We often need to compare two such distributions using a ‘distance’ function $d(p,q)$. For example (and the motivation for this blog post was a recent conversation about this case), the error that gets back-propagated when we train a neural network classifier: $p$ is the one-hot vector specifying the class of a training example, and $q$ is the corresponding soft-max output of the network.
For this, one might use the good old Euclidean metric \[ d_{\rm Eucl}(p,q) = \left( \sum_i | p_i - q_i |^2 \right)^\frac{1}{2}. \]
Alternatively, one can use cross-entropy (not a metric, but motivated from information theory) \[ d_{\rm CE}(p,q) = \sum_i - p_i \log q_i . \]
Discussing these with a colleague recently, I claimed that the Euclidean error is ‘wrong’ because it’s translation-invariant, and this is not appropriate in the space of multinomial distributions, which is a simplex (and therefore bounded). But I thought afterwards it would be a good idea to make a visualisation to demonstrate this, and to understand just how the two metrics compare.
For $N=3$ this is easy to do because the simplex is a triangle. In the interactive demo (linked to the image above), select a distribution $p$ by clicking somewhere in the left triangle: the middle and right plots will then show a heat map of ‘distance’ to that point in cross-entropy and in the Euclidean metric respectively.
What we see is that the Euclidean metric does not know about the geometry of the space of distributions. Cross-entropy, on the other hand, grows to infinity as the second argument $q$ goes to the boundary. So, for example, if $p=(0.9,0.05,0.05)$ and $q=(1,0,0)$, then $p$ and $q$ are very close in the Euclidean metric, but infinitely far apart in cross-entropy.

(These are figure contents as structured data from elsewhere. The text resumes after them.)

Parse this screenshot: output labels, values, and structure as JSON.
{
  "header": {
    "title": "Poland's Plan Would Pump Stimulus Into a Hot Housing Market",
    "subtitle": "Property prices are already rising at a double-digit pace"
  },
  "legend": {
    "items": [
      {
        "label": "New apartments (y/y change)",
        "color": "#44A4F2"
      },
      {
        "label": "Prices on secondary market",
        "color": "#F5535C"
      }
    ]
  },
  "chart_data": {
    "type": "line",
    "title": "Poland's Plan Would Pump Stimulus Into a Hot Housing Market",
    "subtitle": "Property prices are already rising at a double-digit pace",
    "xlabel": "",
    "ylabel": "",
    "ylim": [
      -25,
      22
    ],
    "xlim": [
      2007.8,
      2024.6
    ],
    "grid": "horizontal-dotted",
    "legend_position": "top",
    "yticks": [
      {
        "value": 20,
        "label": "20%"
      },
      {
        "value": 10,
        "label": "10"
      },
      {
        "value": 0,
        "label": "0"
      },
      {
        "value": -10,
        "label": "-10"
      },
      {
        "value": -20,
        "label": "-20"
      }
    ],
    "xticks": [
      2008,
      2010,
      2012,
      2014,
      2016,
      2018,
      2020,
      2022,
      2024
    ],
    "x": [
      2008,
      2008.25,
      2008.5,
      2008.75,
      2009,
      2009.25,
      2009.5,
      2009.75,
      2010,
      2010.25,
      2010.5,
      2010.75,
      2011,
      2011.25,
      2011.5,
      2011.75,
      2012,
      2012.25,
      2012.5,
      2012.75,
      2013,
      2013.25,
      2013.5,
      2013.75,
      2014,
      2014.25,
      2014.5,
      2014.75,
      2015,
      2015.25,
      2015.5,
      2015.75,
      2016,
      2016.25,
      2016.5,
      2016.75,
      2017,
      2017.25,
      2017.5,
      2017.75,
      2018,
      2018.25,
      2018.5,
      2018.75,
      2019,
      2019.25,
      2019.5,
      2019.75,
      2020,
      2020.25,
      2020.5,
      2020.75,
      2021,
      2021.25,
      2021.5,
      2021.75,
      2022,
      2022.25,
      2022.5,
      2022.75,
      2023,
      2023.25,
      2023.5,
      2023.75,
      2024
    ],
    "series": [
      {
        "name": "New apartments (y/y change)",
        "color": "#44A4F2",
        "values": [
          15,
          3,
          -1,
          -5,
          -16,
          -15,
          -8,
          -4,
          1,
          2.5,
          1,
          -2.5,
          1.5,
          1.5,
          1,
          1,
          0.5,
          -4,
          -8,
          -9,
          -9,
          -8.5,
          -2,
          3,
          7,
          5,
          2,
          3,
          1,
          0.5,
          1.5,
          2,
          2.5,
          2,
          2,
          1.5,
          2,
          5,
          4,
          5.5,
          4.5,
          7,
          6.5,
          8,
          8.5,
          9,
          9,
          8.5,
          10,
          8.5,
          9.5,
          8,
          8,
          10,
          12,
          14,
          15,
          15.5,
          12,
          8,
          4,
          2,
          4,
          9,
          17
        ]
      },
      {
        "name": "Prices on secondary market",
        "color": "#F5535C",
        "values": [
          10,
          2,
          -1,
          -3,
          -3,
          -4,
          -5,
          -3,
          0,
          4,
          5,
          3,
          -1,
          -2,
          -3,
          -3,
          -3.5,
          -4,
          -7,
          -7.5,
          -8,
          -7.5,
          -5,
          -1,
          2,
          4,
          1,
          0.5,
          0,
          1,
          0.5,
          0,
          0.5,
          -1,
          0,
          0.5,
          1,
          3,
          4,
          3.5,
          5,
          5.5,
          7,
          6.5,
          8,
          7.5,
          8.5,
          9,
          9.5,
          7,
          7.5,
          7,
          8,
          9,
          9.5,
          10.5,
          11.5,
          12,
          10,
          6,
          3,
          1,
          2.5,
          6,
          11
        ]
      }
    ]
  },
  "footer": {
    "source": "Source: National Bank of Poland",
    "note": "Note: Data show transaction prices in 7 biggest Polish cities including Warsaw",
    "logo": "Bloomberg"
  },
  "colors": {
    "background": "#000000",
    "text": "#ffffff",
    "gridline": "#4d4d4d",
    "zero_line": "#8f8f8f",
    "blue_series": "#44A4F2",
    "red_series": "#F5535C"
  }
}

(But note that this is not the case if $p$ and $q$ are reversed!! Cross-entropy is not symmetric, and is even linear in the first argument. You can see the effect of swapping direction of the distance measure using the menu below the middle plot.)
On the other hand, we do see that for distributions that stay away from the boundary — that is, for those with higher entropy — mean squared error is a surprisingly good approximation to cross-entropy, at least for $N=3$.
Of course, when we’re training neural networks, it’s precisely the low entropy, boundary distributions that matter. It’s the vertex points (one-hot distributions) that we use for training — in the vicinity of which cross-entropy is highly sensitive, while the Euclidean metric is blunt and unobservant.